Workers don't pick up jobs
« on: May 01, 2009, 08:19:53 AM »
Recently jobs that have been submitted to our render farm have only been picked up by a few cores on one worker. The other 15 workers sit there idly.

To start with I tried restarting the supervisor service. I had no luck with that so rebooted the server. And when that had no effect I restarted the worker services on all workers. That didn't seem to help so I rebooted all worker servers. Again that had no effect. I then tried unlocking a couple of workers but that didn't seem to help either.

Does anyone have any ideas what the problem maybe? Could the workers be tied up on a stalled job? What is the best way to recover the render farm to a state where all hosts are available and there is no trace of any residual jobs? Killing jobs doesn't seem to be completely effective.

We are running a 5.3 Qube farm on Windows 2003 Servers.

Thanks in advance.

BTW is there a decent troubleshooting guide around? I have found the documentation to be useful to a point, but it doesn't give you a good picture of what commands are appropriate to use in given situations.
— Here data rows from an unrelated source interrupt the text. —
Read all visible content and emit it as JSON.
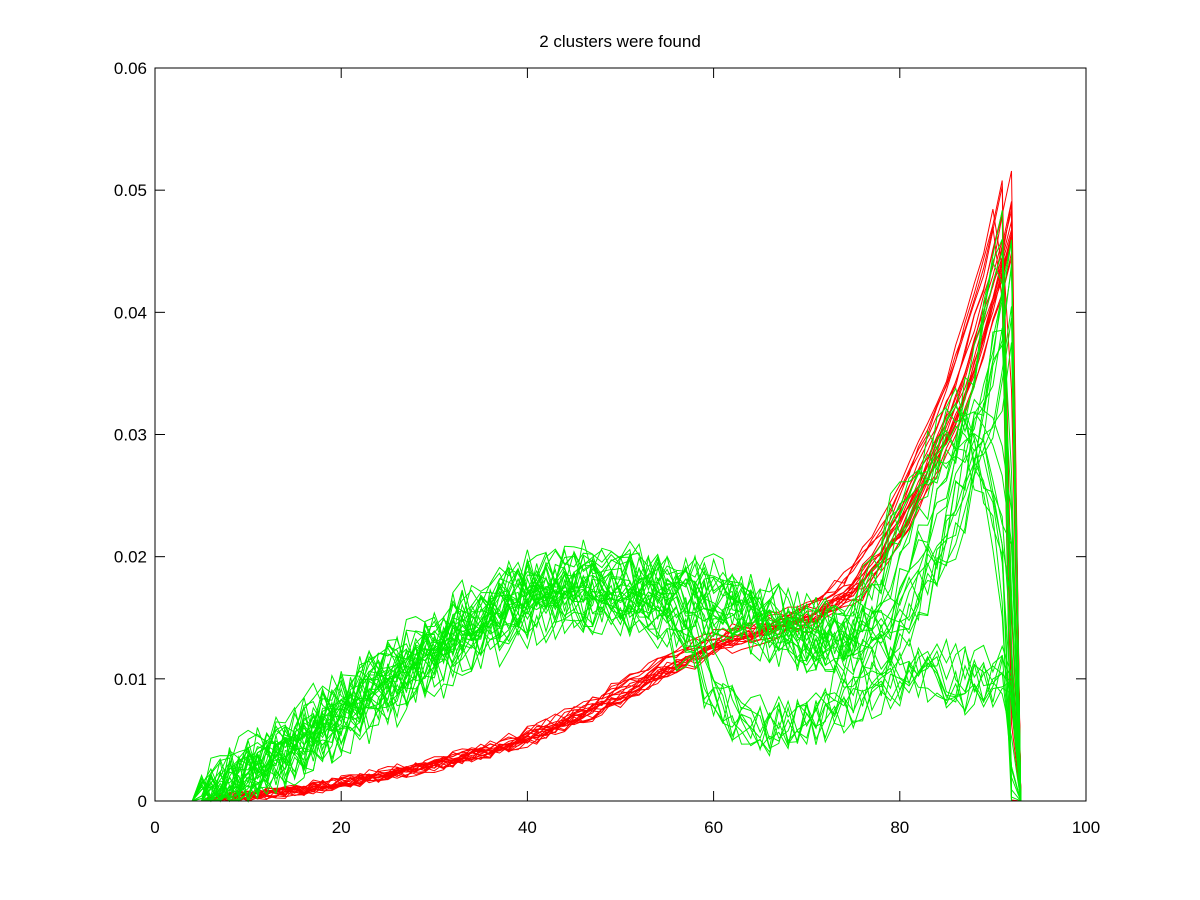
{
  "chart_data": {
    "type": "line",
    "title": "2 clusters were found",
    "xlabel": "",
    "ylabel": "",
    "xlim": [
      0,
      100
    ],
    "ylim": [
      0,
      0.06
    ],
    "xticks": [
      "0",
      "20",
      "40",
      "60",
      "80",
      "100"
    ],
    "yticks": [
      "0",
      "0.01",
      "0.02",
      "0.03",
      "0.04",
      "0.05",
      "0.06"
    ],
    "grid": false,
    "legend": "none",
    "series": [
      {
        "color": "#ff0000",
        "line_count": 20,
        "x": [
          0,
          6,
          10,
          15,
          20,
          25,
          30,
          35,
          40,
          45,
          50,
          55,
          60,
          65,
          70,
          75,
          80,
          83,
          86,
          88,
          90,
          91,
          92,
          93,
          100
        ],
        "y": [
          0,
          0,
          0.0005,
          0.0008,
          0.0015,
          0.0022,
          0.003,
          0.004,
          0.0052,
          0.0068,
          0.0088,
          0.011,
          0.0128,
          0.014,
          0.015,
          0.0175,
          0.023,
          0.028,
          0.033,
          0.038,
          0.043,
          0.046,
          0.05,
          0,
          0
        ]
      },
      {
        "color": "#00ee00",
        "line_count": 14,
        "x": [
          0,
          5,
          10,
          15,
          20,
          25,
          30,
          35,
          40,
          45,
          50,
          55,
          60,
          65,
          70,
          75,
          80,
          85,
          88,
          90,
          91,
          92,
          93,
          100
        ],
        "y": [
          0,
          0,
          0.002,
          0.004,
          0.006,
          0.009,
          0.0115,
          0.014,
          0.016,
          0.017,
          0.0168,
          0.0165,
          0.0158,
          0.0148,
          0.0138,
          0.0128,
          0.0145,
          0.022,
          0.03,
          0.036,
          0.04,
          0.045,
          0,
          0
        ]
      },
      {
        "color": "#00ee00",
        "line_count": 10,
        "x": [
          0,
          5,
          10,
          15,
          20,
          25,
          30,
          35,
          40,
          45,
          50,
          55,
          60,
          65,
          70,
          75,
          80,
          85,
          88,
          90,
          91,
          92,
          93,
          100
        ],
        "y": [
          0,
          0,
          0.0035,
          0.0055,
          0.0085,
          0.011,
          0.013,
          0.0155,
          0.0175,
          0.018,
          0.0182,
          0.0178,
          0.017,
          0.0155,
          0.0135,
          0.0125,
          0.022,
          0.029,
          0.031,
          0.026,
          0.022,
          0.018,
          0,
          0
        ]
      },
      {
        "color": "#00ee00",
        "line_count": 10,
        "x": [
          0,
          5,
          10,
          15,
          20,
          25,
          30,
          35,
          40,
          45,
          50,
          55,
          58,
          60,
          65,
          70,
          75,
          80,
          85,
          88,
          90,
          92,
          93,
          100
        ],
        "y": [
          0,
          0,
          0.0025,
          0.0045,
          0.0075,
          0.01,
          0.0125,
          0.015,
          0.0168,
          0.0172,
          0.0168,
          0.0155,
          0.012,
          0.008,
          0.006,
          0.0068,
          0.009,
          0.0105,
          0.0105,
          0.0095,
          0.0102,
          0.011,
          0,
          0
        ]
      }
    ]
  }
}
Re: Workers don't pick up jobs
« Reply #1 on: June 11, 2009, 09:56:41 PM »
I know this is an older post, but I'm running into same issue.  I was rendering fine yesterday, now today...only 1 computer is picking up a job and only using 2 of 4 threads.  Did anyone find anything to help with this?  Supervisor is running, workers were restarted....also all the jobs that were previously in the log are all please!